J Clin Neurosci. 2011 Jun;18(6):737-40. doi: 10.1016/j.jocn.2010.10.011. Epub 2011 Apr 21.
The ultimate treatment goal for intracranial aneurysms is to reconstruct the vessel wall and correct the hemodynamic disturbance. A flow diverter is a stent placed in the parent artery to reduce blood flow in the aneurysm sac to the point of stagnation, gradual thrombosis, and neointimal remodeling to maintain outflow in the side branches and perforators. Here, we review the two commercially available flow diverters, the Pipeline Embolization Device (PED) and the SILK flow diverter (SFD). The rates of severe hemorrhagic complications have been reported to be 2% for the PED and 0.8% for the SFD. The results of studies completed thus far show that endovascular reconstruction with flow diverters is an effective treatment of wide-necked, fusiform, large, and giant unruptured intracranial aneurysms, with 5% to 10% of patients experiencing permanent major morbidity and mortality. The results of ongoing studies may resolve whether flow diverters can replace coil embolization for the treatment of all, or selected, intracranial aneurysms.
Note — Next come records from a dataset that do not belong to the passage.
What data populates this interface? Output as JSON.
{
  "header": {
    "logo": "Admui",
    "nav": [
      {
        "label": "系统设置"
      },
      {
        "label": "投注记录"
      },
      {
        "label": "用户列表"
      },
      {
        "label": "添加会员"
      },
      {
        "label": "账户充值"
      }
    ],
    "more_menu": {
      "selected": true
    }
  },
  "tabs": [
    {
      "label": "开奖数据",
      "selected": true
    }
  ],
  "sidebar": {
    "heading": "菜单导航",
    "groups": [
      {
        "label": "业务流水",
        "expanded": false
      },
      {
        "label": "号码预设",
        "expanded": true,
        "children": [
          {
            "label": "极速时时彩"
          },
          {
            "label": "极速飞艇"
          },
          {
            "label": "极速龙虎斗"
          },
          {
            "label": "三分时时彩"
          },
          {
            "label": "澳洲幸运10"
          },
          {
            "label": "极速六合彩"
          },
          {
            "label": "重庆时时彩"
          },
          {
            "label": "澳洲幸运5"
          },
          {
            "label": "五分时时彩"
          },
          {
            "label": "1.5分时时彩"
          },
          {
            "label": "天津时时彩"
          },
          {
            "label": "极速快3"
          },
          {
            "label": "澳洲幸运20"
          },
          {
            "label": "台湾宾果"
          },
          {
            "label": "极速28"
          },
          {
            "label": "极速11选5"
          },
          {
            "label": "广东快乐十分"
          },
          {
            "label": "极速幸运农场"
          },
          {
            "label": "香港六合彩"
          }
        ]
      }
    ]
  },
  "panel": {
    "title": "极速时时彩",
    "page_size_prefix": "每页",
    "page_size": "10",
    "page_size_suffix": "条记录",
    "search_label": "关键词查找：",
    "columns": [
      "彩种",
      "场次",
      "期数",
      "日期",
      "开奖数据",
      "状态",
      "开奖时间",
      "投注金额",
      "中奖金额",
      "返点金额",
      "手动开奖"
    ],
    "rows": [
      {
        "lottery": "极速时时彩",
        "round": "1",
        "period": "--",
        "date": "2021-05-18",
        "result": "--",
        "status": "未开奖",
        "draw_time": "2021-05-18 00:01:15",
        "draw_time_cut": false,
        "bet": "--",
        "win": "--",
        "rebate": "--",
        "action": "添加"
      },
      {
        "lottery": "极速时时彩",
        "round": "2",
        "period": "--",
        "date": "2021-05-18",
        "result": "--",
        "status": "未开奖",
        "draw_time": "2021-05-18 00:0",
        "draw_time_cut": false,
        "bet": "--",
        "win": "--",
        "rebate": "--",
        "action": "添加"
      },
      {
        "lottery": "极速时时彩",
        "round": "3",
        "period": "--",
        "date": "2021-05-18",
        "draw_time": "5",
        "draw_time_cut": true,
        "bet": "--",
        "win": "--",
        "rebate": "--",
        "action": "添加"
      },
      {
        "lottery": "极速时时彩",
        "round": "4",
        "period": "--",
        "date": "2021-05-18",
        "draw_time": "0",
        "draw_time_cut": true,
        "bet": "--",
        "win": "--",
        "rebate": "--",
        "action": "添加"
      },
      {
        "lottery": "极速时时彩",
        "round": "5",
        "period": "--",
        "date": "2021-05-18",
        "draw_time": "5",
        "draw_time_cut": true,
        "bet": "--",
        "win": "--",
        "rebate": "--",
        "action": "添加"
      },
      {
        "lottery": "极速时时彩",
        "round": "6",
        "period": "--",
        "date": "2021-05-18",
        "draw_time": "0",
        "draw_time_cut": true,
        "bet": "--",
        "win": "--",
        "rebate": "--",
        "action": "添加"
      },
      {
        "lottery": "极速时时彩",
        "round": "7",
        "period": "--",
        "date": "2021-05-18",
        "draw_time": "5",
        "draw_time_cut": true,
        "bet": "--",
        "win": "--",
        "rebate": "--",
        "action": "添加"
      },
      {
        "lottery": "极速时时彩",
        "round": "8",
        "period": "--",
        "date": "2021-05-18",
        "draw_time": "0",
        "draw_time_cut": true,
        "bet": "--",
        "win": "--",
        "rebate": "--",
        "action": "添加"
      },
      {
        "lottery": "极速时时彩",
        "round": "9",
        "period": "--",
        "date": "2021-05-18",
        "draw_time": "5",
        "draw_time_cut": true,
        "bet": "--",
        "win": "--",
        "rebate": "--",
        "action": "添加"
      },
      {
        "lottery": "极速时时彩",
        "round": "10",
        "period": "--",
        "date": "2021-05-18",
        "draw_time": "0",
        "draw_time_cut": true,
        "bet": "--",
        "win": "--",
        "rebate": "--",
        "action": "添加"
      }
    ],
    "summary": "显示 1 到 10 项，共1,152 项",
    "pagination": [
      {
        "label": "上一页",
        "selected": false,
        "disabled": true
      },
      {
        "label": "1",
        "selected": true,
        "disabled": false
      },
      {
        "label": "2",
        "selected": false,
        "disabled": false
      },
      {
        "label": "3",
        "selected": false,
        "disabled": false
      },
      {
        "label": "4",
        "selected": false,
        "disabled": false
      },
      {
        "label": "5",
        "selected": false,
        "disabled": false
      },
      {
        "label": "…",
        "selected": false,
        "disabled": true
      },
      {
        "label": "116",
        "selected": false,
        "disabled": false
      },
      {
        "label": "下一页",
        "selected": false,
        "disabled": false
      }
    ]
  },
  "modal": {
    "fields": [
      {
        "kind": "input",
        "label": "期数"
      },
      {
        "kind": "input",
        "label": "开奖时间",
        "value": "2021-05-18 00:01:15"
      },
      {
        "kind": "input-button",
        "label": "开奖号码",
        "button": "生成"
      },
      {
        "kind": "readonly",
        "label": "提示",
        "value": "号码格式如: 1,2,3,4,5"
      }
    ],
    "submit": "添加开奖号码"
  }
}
颅内动脉瘤的最终治疗目标是重建血管壁并纠正血流动力学紊乱。血流导向装置是一种放置在母动脉中的支架,可将动脉瘤囊中血流减少到停滞、逐渐血栓形成和新生内膜重塑的程度,以维持侧支和穿支的流出。在这里,我们回顾了两种市售的血流导向装置,即 Pipeline 栓塞装置(PED)和 SILK 血流导向装置(SFD)。PED 的严重出血性并发症发生率为 2%,SFD 为 0.8%。到目前为止完成的研究结果表明,血流导向装置的血管内重建是一种治疗宽颈、梭形、大型和巨大未破裂颅内动脉瘤的有效方法,有 5%至 10%的患者发生永久性严重发病率和死亡率。正在进行的研究结果可能会解决血流导向装置是否可以替代线圈栓塞治疗所有或部分颅内动脉瘤。